Светлый фон

С каким наслаждением он выпил целый стакан! Сознание прояснялось… «Это Федосеюшка…»

— Благодарю вас!.. Идите… Мне больше ничего не нужно…

— Ничего… Я посижу…

— Нет, уходите!.. Я этого не люблю! — нетерпеливо крикнул он. И когда она пошла в двери, он добавил мягко: — Спасибо вам!.. Какой вкусный морс!..

Он опять забылся… Он видел реющие белые тени, которые скользили и исчезали во мраке… Рыдающими звуками он окликал их… Он ловил их горячими, сухими руками и с бессильным стоном падал навзничь… Один раз он даже заплакал, как обиженный ребенок… Страсть жалила его тело, зажигала его кровь, рождала кошмары… Он впадал в беспамятство и метался по подушкам.

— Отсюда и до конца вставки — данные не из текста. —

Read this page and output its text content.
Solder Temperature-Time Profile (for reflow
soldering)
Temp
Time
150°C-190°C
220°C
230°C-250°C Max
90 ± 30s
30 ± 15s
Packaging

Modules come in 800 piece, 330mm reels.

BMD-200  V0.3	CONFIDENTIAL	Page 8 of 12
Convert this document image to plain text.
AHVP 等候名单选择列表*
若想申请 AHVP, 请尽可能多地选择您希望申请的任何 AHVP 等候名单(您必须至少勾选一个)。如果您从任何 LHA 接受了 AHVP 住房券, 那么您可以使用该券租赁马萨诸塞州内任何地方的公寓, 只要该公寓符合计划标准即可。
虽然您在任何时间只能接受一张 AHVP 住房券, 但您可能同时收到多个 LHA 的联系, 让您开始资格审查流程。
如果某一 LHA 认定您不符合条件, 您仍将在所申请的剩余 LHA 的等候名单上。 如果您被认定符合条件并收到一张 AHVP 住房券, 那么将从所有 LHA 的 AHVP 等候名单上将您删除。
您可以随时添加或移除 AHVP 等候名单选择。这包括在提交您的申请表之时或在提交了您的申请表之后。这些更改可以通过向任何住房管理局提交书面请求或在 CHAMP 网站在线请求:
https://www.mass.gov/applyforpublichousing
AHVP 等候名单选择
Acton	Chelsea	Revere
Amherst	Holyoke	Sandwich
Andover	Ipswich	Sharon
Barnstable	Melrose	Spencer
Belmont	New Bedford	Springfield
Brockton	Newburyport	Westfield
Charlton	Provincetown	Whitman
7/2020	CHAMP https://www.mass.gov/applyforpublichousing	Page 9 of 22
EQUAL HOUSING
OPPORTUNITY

Вдруг греза стала реальностью… Белая тень не исчезала, а стояла в двух шагах от кровати.

— Лиза! — позвал он, стонуще и страстно, протягивая к ней руки…

Мгновенно спали одежды… Худое, безумно любимое тело, странно-знакомое и чуждое в то же время, — как это бывает во сне, — затрепетало под его жадными руками… Волна наслаждения так стремительно поднялась и захлестнула сознание, что реальный мир исчез мгновенно. С глухим криком бешеной, больной страсти он смял и раздавил это тело… Казалось, знойный вихрь подхватил его и бросил в пучину забвения, во мрак Небытия.

…………………………

На другой день Лиза сидела у изголовья больного и с жутким волнением прислушивалась к его бреду… Он выдавал все тайны… Он говорил с Бессоновой, с каким-то Николаем Павловичем… называл имена… расточал Лизе самые страстные признания…

— Боже мой! Принесите льду! — крикнула она, кидаясь к Федосеюшке.

За Лизой прислала Анна Порфирьевна, встревоженная этим бредом. Она отослала Федосеюшку, дежурившую всю ночь.

«Безумная!.. Зачем я проспала? — каялась Лиза. — И что могла понять и подслушать халдейка? Неужели мы в ее руках?!»

К двенадцати Потапов очнулся. Он покрыл поцелуями руки Лизы. Он разом вспомнил все…

— Милая! Какое это было блаженство!.. Лизанька… Как мне благодарить тебя за такой порыв?!

Ей опять показалось, что он бредит.

— Но я ничего не помню, что было потом… Прости!.. Я лишился чувств, должно быть… Ты ушла или оставалась потом?

— Я не понимаю тебя. Я ничего не понимаю…

— Нет!.. Нет!.. Не говори так! — крикнул он с незнакомой ей страстностью. — Не отравляй моего счастья! До этой минуты я считал себя нищим… О, я глупец!

Она молчала, чувствуя, что в сердце ее словно попала льдинка.